Boogaard’s Family Files Wrongful-Death Suit Against N.H.L.


It contends that the N.H.L. is responsible for the physical trauma and brain damage that Boogaard sustained during six seasons as one of the league’s top enforcers, and for the addiction to prescription painkillers that marked his final two years.

Boogaard was under contract to the Rangers when he was found dead of an accidental overdose of prescription painkillers and alcohol on May 13, 2011. He was 28. He was posthumously found to have chronic traumatic encephalopathy, or C.T.E., a brain disease caused by repeated blows to the head.

“To distill this to one sentence,” said William Gibbs, a lawyer for the Boogaards, “you take a young man, you subject him to trauma, you give him pills for that trauma, he becomes addicted to those pills, you promise to treat him for that addiction, and you fail.”

The N.H.L., through a spokesman, declined to comment Sunday.

In 55 pages of detailed accusations, the suit does not seek specific damages to be awarded to Boogaard’s parents and four siblings. It asks that a trial jury determine “a sum in excess of the minimum jurisdictional limit” for each of eight counts in the suit.

Len Boogaard, Derek’s father, declined to comment.

The suit was filed late Friday by the Chicago law firm of Corboy Demetrio in the Circuit Court of Cook County. The firm brought a similar case against the N.F.L. in 2012 on behalf of Dave Duerson, a former Bears player who committed suicide in 2011 at age 50 and was found to have C.T.E. His suit has been consolidated with that of roughly 4,200 former N.F.L. players suing the league for damages incurred during their athletic careers.

The Boogaard suit against the N.H.L. was filed in time to beat two-year statutes of limitation for wrongful-death cases in places like Illinois and New York, Gibbs said.

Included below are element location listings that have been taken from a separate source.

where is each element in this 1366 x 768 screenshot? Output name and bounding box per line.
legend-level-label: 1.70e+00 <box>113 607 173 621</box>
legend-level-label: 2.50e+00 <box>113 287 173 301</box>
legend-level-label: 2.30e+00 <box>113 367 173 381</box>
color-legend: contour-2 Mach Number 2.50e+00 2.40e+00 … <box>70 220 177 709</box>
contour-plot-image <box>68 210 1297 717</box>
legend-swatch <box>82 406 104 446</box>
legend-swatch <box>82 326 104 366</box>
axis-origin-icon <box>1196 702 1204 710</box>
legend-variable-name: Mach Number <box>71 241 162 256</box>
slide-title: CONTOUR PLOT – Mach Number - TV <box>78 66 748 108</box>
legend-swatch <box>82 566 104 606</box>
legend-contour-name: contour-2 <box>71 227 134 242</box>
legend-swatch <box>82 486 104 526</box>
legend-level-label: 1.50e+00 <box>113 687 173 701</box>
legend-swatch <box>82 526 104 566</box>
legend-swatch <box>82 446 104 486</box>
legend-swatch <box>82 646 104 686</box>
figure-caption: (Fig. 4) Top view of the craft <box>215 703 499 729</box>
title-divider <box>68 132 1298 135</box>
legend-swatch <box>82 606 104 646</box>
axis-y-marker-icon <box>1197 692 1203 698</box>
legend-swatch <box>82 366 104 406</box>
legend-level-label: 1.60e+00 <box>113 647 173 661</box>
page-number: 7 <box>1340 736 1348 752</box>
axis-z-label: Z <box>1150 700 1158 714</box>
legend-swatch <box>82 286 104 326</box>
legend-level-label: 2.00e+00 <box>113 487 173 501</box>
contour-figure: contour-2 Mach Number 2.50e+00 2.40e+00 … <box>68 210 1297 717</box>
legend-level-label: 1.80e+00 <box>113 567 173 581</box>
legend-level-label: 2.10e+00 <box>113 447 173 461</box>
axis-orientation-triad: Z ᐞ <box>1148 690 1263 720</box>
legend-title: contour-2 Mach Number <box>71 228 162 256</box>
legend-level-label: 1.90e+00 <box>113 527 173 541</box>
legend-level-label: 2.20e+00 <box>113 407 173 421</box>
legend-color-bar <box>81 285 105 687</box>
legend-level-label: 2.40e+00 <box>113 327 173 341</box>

A previous lawsuit that the Boogaard family filed against the N.H.L. Players’ Association last September, through a different lawyer, was dismissed this spring. In that case, the family said the union, after expressing interest in helping the pursue a case against the league, had missed a deadline for filing a grievance.

A judge, in turn, ruled that the family had waited too long to act and dismissed the case.

While this Boogaard lawsuit is broadly aimed at the N.H.L., it details the care that Boogaard received from specific team doctors of the Rangers and Minnesota Wild, and the co-directors and a primary counselor of the league’s Substance Abuse and Behavioral Health Program, which oversaw Boogaard’s care after he entered rehabilitation while playing for the Wild in September 2009.

In July 2010, after five seasons with the Wild, Boogaard signed a four-year, $6.5 million contract with the Rangers. His last game was on Dec. 9, 2010, when Boogaard sustained a concussion — one of dozens, the family believes — during a fight in Ottawa.

The next April, after stumbling on the ice during a Rangers workout, Boogaard was sent to drug rehabilitation a second time. It was during that stint that he was granted two extended, unsupervised recesses. He died in his Minneapolis apartment on the first night of his second leave.

The lawsuit notes that Boogaard played in 277 N.H.L. games over six seasons and scored three goals. He fought at least 66 times on the ice and, according to the suit, “was provided copious amounts of prescription pain medications, sleeping pills, and painkiller injections by N.H.L. team’s physicians, dentists, trainers and staff” to combat the injuries and pain he endured.

For example, the suit alleges that Boogaard was given at least 13 injections of Toradol, a masking agent for pain, in the last two years of his career, by doctors of at least seven N.H.L. teams.

The suit also says that Boogaard was prescribed 1,021 pills from about a dozen doctors during the 2008-9 season with the Wild. At the end of that season, after operations on his nose and his shoulder, doctors prescribed Boogaard 150 pills of oxycodone over 16 days, the suit alleges.

Months later, during training camp, Boogaard was sent to drug rehabilitation for an addiction to prescription painkillers.

“Due to his ingestion of an inordinate amount of pain medications prescribed by N.H.L. team physicians, Derek Boogaard became addicted to opioids,” the suit alleges.

It states that the N.H.L. “breached its duty” to Boogaard by, among other things, failing to monitor his prescriptions or establish proper procedures for administering and tracking them. It alleges that the substance-abuse program knew that Boogaard violated its rules many times — including a series of failed drug tests in his final months and his admission that he sometimes bought painkillers illegally — yet never disciplined or suspended him, as program rules dictate.

The lawsuit also says that the N.H.L. should have known that “enforcers/fighters” had increased risk for injuries, concussions and addiction.

“On numerous occasions, the N.H.L. allowed and encouraged Derek Boogaard, after suffering concussions, to return to play and fight in the same game and/or practice,” the suit alleges.

Gibbs, the family’s lawyer, said: “It’s easy to watch a game and see these guys as superhuman. And they are not.”